Aught, no. 10 (2003)


Editor's Note on Aught, no. 10: Responses

My initial idea for a special section in Aught grew naturally I suppose out of the sort of thinking I always seem to be doing about influence and derivation and "source": where did this come from? Where is it going?

It's thinking that predictably goes back twenty years to when I was a college student reading literary criticism standards like Harold Bloom's The Anxiety of Influence or hearing the usual hoary and slightly embarassing anecdotes about influences among, say, the Romantic poets and their friends and relatives — what did William steal from his sister Dorothy, anyway? — or the way T.S. Eliot borrowed heavily in assembling The Waste Land and then let Pound edit it so   heavily into the shape people know and love today.

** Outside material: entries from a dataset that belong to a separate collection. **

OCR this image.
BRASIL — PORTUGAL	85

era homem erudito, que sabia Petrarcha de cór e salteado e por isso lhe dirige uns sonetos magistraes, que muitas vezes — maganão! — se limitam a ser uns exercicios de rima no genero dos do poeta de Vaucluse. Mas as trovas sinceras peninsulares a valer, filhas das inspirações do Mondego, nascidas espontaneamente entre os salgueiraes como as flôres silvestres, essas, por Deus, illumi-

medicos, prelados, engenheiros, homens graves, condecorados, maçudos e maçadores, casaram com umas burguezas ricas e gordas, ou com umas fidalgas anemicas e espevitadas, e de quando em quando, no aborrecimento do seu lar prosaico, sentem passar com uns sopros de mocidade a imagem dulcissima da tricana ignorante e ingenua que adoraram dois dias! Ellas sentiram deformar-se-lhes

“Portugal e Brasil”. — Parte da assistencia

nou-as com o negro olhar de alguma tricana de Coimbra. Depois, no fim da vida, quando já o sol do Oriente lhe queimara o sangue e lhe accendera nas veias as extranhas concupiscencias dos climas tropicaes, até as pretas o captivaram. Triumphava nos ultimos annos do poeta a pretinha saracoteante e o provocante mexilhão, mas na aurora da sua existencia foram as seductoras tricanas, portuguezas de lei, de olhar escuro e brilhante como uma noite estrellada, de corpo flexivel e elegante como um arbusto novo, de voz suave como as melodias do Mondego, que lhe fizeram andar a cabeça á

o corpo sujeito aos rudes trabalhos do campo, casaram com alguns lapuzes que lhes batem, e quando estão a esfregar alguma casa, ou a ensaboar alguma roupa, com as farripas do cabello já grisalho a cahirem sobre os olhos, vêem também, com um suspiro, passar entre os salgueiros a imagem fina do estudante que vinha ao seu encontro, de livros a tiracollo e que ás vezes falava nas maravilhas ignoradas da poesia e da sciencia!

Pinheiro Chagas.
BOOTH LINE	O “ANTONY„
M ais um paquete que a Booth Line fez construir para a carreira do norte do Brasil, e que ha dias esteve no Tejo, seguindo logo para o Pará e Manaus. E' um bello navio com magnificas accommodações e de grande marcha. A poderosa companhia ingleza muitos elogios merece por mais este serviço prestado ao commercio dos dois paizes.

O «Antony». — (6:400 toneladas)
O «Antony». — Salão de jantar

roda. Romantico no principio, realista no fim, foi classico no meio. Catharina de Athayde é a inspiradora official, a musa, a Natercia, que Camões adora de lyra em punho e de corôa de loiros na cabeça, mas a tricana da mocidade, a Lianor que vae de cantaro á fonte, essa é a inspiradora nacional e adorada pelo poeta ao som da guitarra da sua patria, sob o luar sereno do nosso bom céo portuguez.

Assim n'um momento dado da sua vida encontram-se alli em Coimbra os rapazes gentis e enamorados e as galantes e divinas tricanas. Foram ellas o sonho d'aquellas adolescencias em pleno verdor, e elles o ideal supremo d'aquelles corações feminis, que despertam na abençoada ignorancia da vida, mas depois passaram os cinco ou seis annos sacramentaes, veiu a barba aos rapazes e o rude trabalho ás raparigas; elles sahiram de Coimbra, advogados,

Years later my understanding of textual representation of the world, and influence, and inspiration, and all that, were significantly complicated by reading the texts that came out of the Language writers' various projects, from people like Bernstein or Mayer or Silliman.

Of course, I still don't know what I know about source and influence.

So let's say the first half of this issue of Aught is an attempt to add to the understanding of influence and response and derivation among poets.

It's a local experiment, necessarily, conducted among friends, anything but scientifically-controlled and error-free. My hope is that it will nonetheless offer   insight into what we're talking about when we say something like, "Her poem inspired me to write this" or "Reading his work was the source of my new project."